The summer growing season is the best season in the Northwest. We are overrun with a plethora of foods that will satisfy even the pickiest of eaters. It is a time of year to take advantage of the foods available from our own backyard—right here in the Northwest.

All year long we eat the foods that we are used to eating, not because they are in season, but because they are what we are used to. But this puts us in the position of eating foods that are not necessarily the most flavorful. A good example are tomatoes.

During the off season for Northwest tomatoes we are able to get tomatoes from California and Mexico. But with the distance traveled and the need to pick greener, these tomatoes just can’t compare to a freshly picked local tomato. Late summer we are not only able to get good tomatoes, we are able to get amazing tomatoes grown right here in our backyards. And the heirloom tomatoes are the ones that really take the spotlight this time of year.

An Heirloom variety is a type of vegetable seed that has been cultivated and saved for over 40 – 50 years by farmers who make it their goal to preserve old varieties that have been long forgotten by the majority of the food industry. In order for these heirloom varieties of vegetable seeds to be saved, they must be open pollinated. When the seeds are of an open pollinated variety, they are capable of producing seedlings that are identical to the parent plants. Not all plants can do this.

The flip side of the coin are the hybrid vegetables. These are the result of a plant breeder who has selected two varieties of a vegetable that are compatible and cross-bred them through crosspollination to create a new variety that features traits of both the parent plants. Generally this is done to produce plants that are more resistant to disease or blights. Hybrid varieties produce seeds that are most often sterile. If the seeds germinate at all, they produce a plant that will display the traits of only one of the parent plants.

Hybrid varieties should not be confused with genetically modified organisms or GMOs. GMOs are any plant, animal or microorganism that has been altered using molecular genetics techniques such as gene cloning or protein engineering.

Each variety of heirloom tomato brings its own unique qualities to the table. Heirlooms have a wide range of colors, intense flavors, and unique shapes.

One of the most common heirloom tomatoes is the Brandywine. This tomato is one of the larger varieties, with an excellent flavor that is not too sweet and not too acidic. It is a very good tomato to eat fresh. Brandywines start out pink and slowly turn red. When fully ripe they have a purple color to their skin and flesh. Brandywines are named after Brandywine Creek in Chester County, PA. The Marvel Stripe is a large beefsteak tomato that originated in Oaxaca, Mexico. It is a great all-purpose eating tomato that is excellent when eaten raw.

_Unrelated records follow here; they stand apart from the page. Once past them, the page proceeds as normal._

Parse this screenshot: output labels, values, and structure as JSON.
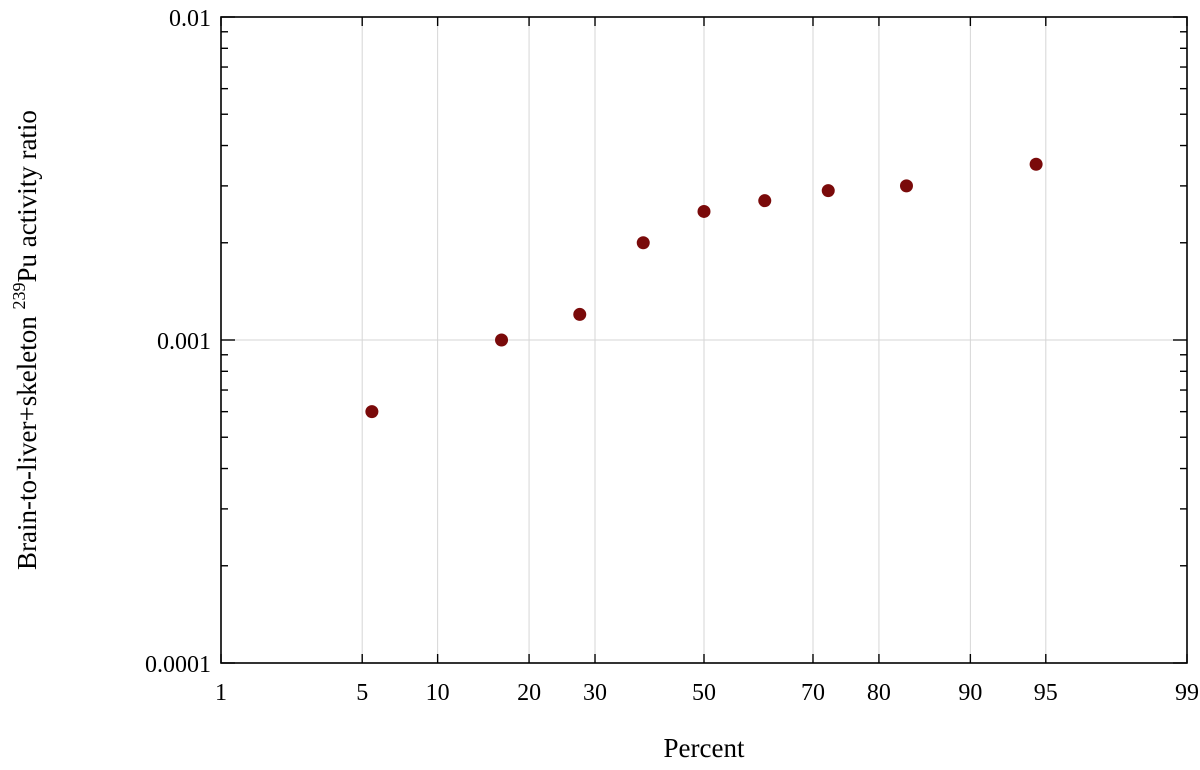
{
  "chart_data": {
    "type": "scatter",
    "title": "",
    "xlabel": "Percent",
    "ylabel_parts": {
      "prefix": "Brain-to-liver+skeleton ",
      "superscript": "239",
      "suffix": "Pu activity ratio"
    },
    "x_scale": "normal-probability",
    "y_scale": "log",
    "xlim": [
      1,
      99
    ],
    "ylim": [
      0.0001,
      0.01
    ],
    "x_ticks": [
      1,
      5,
      10,
      20,
      30,
      50,
      70,
      80,
      90,
      95,
      99
    ],
    "x_tick_labels": [
      "1",
      "5",
      "10",
      "20",
      "30",
      "50",
      "70",
      "80",
      "90",
      "95",
      "99"
    ],
    "y_ticks": [
      0.0001,
      0.001,
      0.01
    ],
    "y_tick_labels": [
      "0.0001",
      "0.001",
      "0.01"
    ],
    "grid": true,
    "marker_color": "#7a0a0a",
    "points": [
      {
        "x": 5.5,
        "y": 0.0006
      },
      {
        "x": 16.5,
        "y": 0.001
      },
      {
        "x": 27.5,
        "y": 0.0012
      },
      {
        "x": 38.5,
        "y": 0.002
      },
      {
        "x": 50,
        "y": 0.0025
      },
      {
        "x": 61.5,
        "y": 0.0027
      },
      {
        "x": 72.5,
        "y": 0.0029
      },
      {
        "x": 83.5,
        "y": 0.003
      },
      {
        "x": 94.5,
        "y": 0.0035
      }
    ]
  }
}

Marvel Stripe is a red and yellow bi-colored tomato that has a sweet and fruity flavor. The Cherokee Purple is another large beefsteak tomato that hails from Tennessee. It has a purplish to pink color to it, is relatively uniform in shape, and very juicy and very sweet.

These are just some of the more common heirloom tomato varieties that we see come through the store. There are more varieties out there than I am able to write about. Some seed companies will offer over 600 hundred varieties of seed. We will start to see diminishing quantities of local heirloom tomatoes as the weather gets colder and the rain starts to make its presence known. Take advantage of the heirloom tomato season while it lasts.

Recipe: Heirloom Summer Salad

Slice tomatoes into one-quarter inch slices. Layer basil leaves one on top of another and slice them into thin long strands. Slice English cucumber into ½ inch slices. Slice mozzarella into thin slices. Layer tomatoes, basil, cheese and cucumbers on a platter and drizzle olive oil and vinegar over the dish. Add salt and pepper to taste. Or if you wish you can also lightly toss all ingredients together with olive oil, vinegar, salt and pepper.